McGrew has not been alone in trying to do whatever he can to fulfill his mother’s wishes. Puriefoy said that it is even difficult for him and the team to talk about what happened to what is virtually a family member for the team, but that they will do whatever it takes to support McGrew.

“He’ll tell me from time to time that he misses his mom. I can’t even imagine what he feels but you know we always got his back,” Puriefoy said. “We dedicated this season to Ray and his mother.”

McGrew started his collegiate basketball career at Cowley County Community College in Kansas, where he averaged fewer than seven points and five rebounds per game. He then transferred to Stony Brook, where McGrew went from averaging fewer than 10 minutes a contest during his sophomore season to being named to the All-America East Second Team and All-Defensive team just two years later.

“On a funny level, I laugh that he made the all-defensive team,” Cowley County Community College head coach Tommy DeSalme said. “I always used to tell him here that he couldn’t guard my mother.”

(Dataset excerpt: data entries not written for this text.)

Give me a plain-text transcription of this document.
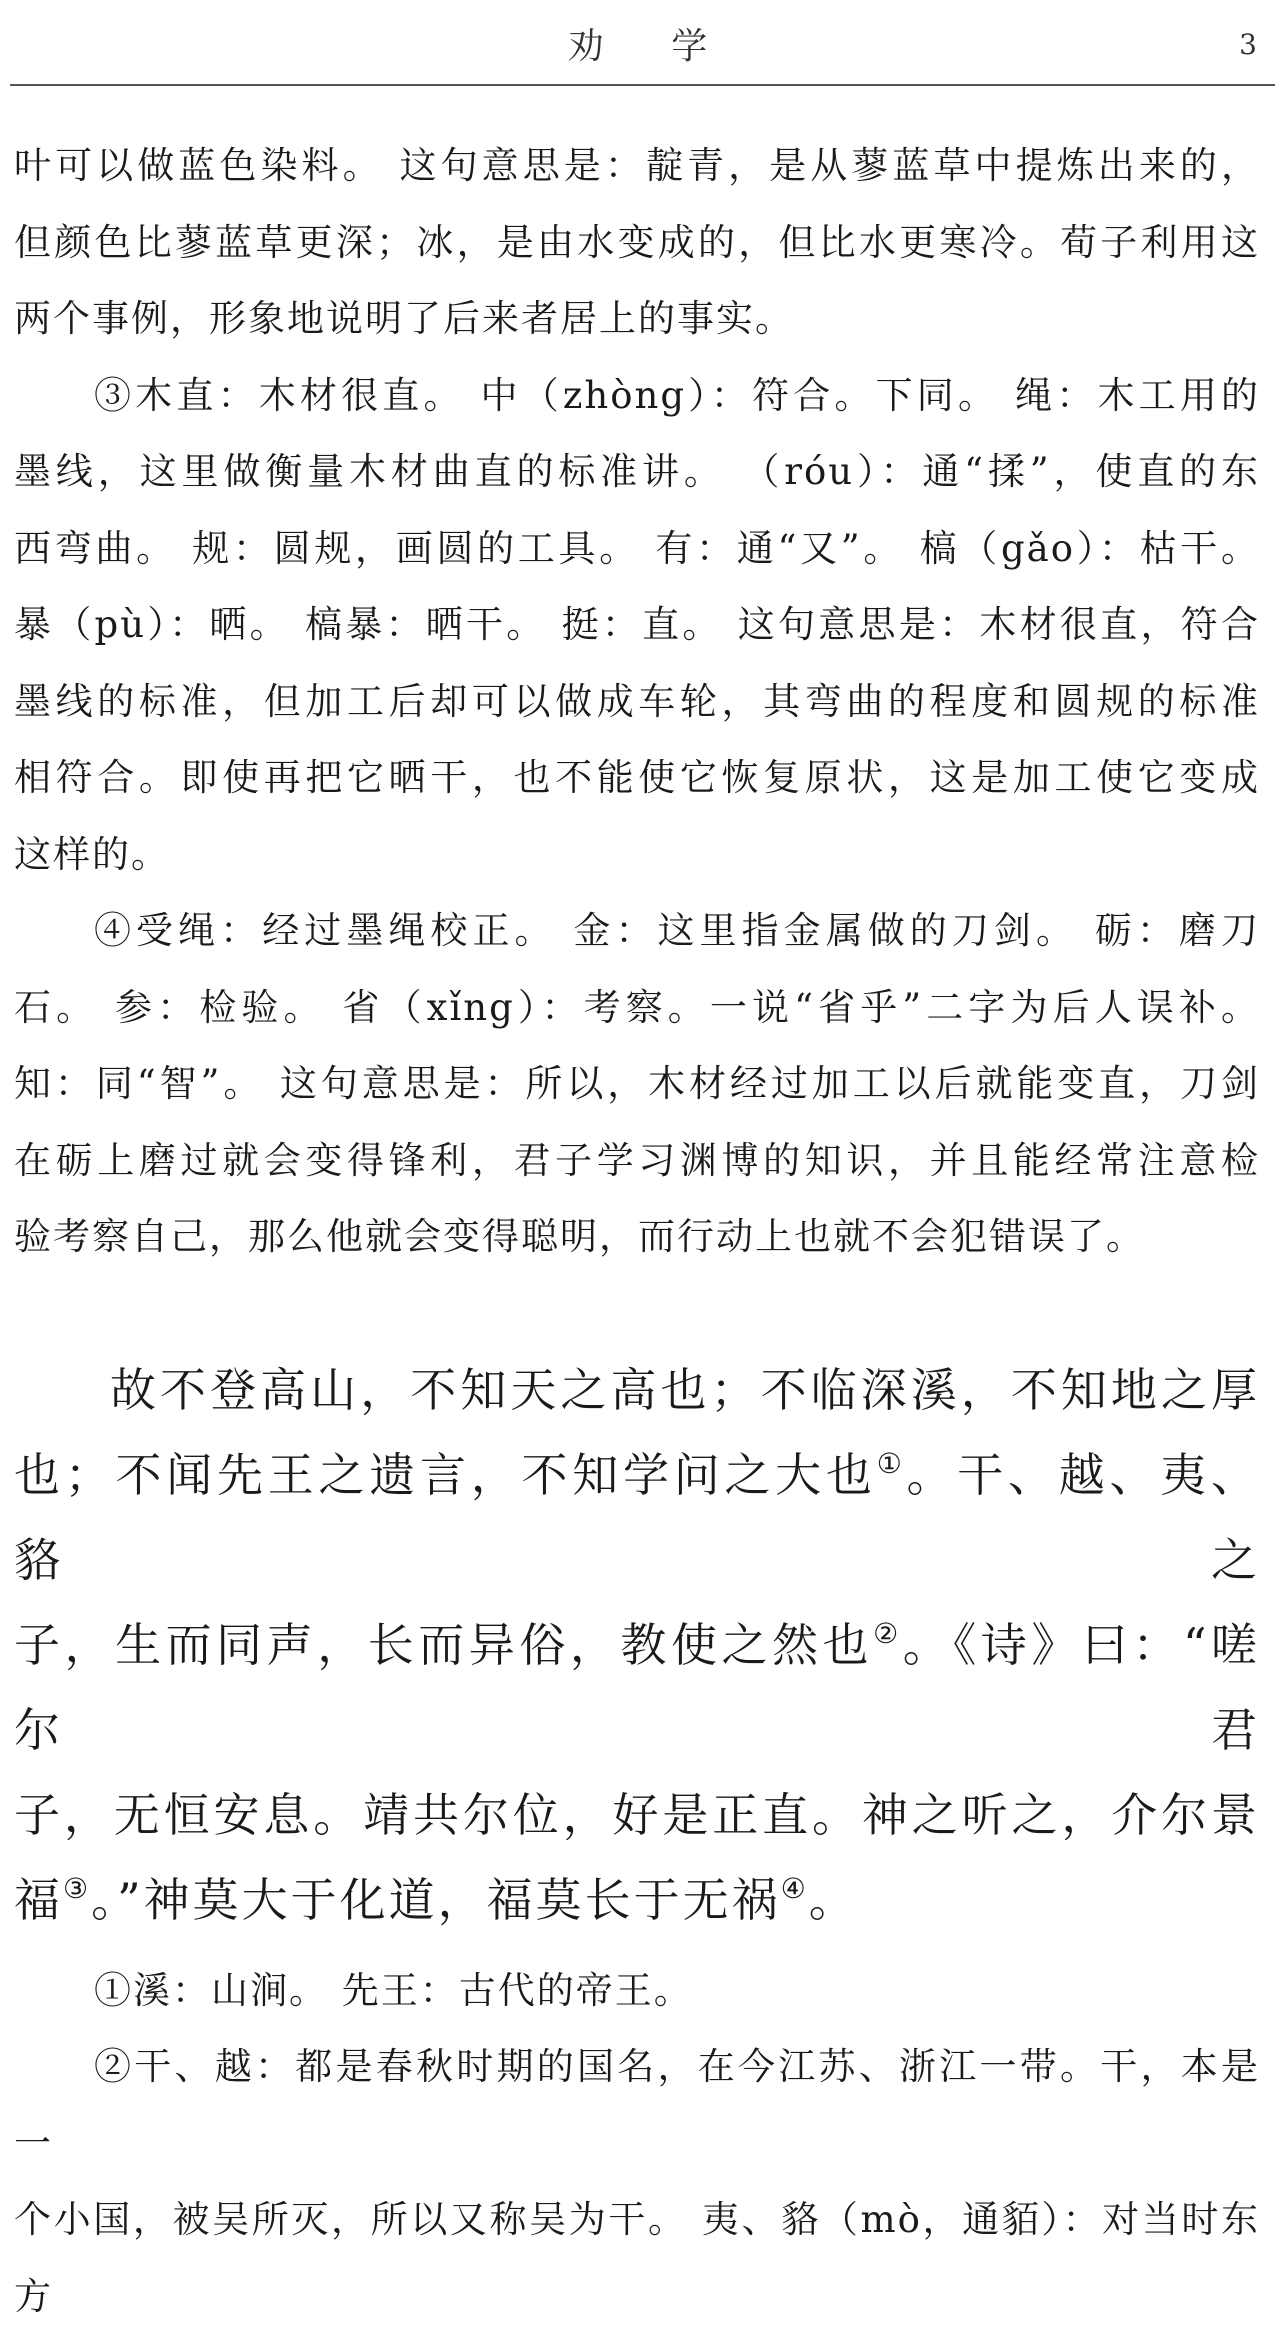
劝 学	3

叶可以做蓝色染料。 这句意思是：靛青，是从蓼蓝草中提炼出来的，

但颜色比蓼蓝草更深；冰，是由水变成的，但比水更寒冷。荀子利用这

两个事例，形象地说明了后来者居上的事实。

③木直：木材很直。 中（zhòng）：符合。下同。 绳：木工用的

墨线，这里做衡量木材曲直的标准讲。 （róu）：通“揉”，使直的东

西弯曲。 规：圆规，画圆的工具。 有：通“又”。 槁（gǎo）：枯干。

暴（pù）：晒。 槁暴：晒干。 挺：直。 这句意思是：木材很直，符合

墨线的标准，但加工后却可以做成车轮，其弯曲的程度和圆规的标准

相符合。即使再把它晒干，也不能使它恢复原状，这是加工使它变成

这样的。

④受绳：经过墨绳校正。 金：这里指金属做的刀剑。 砺：磨刀

石。 参：检验。 省（xǐng）：考察。一说“省乎”二字为后人误补。

知：同“智”。 这句意思是：所以，木材经过加工以后就能变直，刀剑

在砺上磨过就会变得锋利，君子学习渊博的知识，并且能经常注意检

验考察自己，那么他就会变得聪明，而行动上也就不会犯错误了。

故不登高山，不知天之高也；不临深溪，不知地之厚

也；不闻先王之遗言，不知学问之大也①。干、越、夷、貉之

子，生而同声，长而异俗，教使之然也②。《诗》曰：“嗟尔君

子，无恒安息。靖共尔位，好是正直。神之听之，介尔景

福③。”神莫大于化道，福莫长于无祸④。

①溪：山涧。 先王：古代的帝王。

②干、越：都是春秋时期的国名，在今江苏、浙江一带。干，本是一

个小国，被吴所灭，所以又称吴为干。 夷、貉（mò，通貊）：对当时东方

At a community college with just over 4,000 students nearly 1,500 miles away, McGrew was fighting to make his dreams come true. After Ineater’s death, during what must have been the most difficult moment in McGrew’s life, DeSalme said that he never doubted that McGrew would handle the situation well.

“I could have guaranteed it,” he said. “The safest bet there was.”

So it was only fitting that he was the first to climb the ladder to cut down a piece of the net after Stony Brook beat the Vermont Catamounts on Saturday.

As the thousands in attendance roared while McGrew held his piece of nylon in the air, he smiled and nodded his head up and down — mission accomplished.

“I said ‘Your mother is so proud of you right now,’” Director of Athletics Shawn Heilbron said he told McGrew after the America East Championship. “And she is. She raised a special young man in Ray.”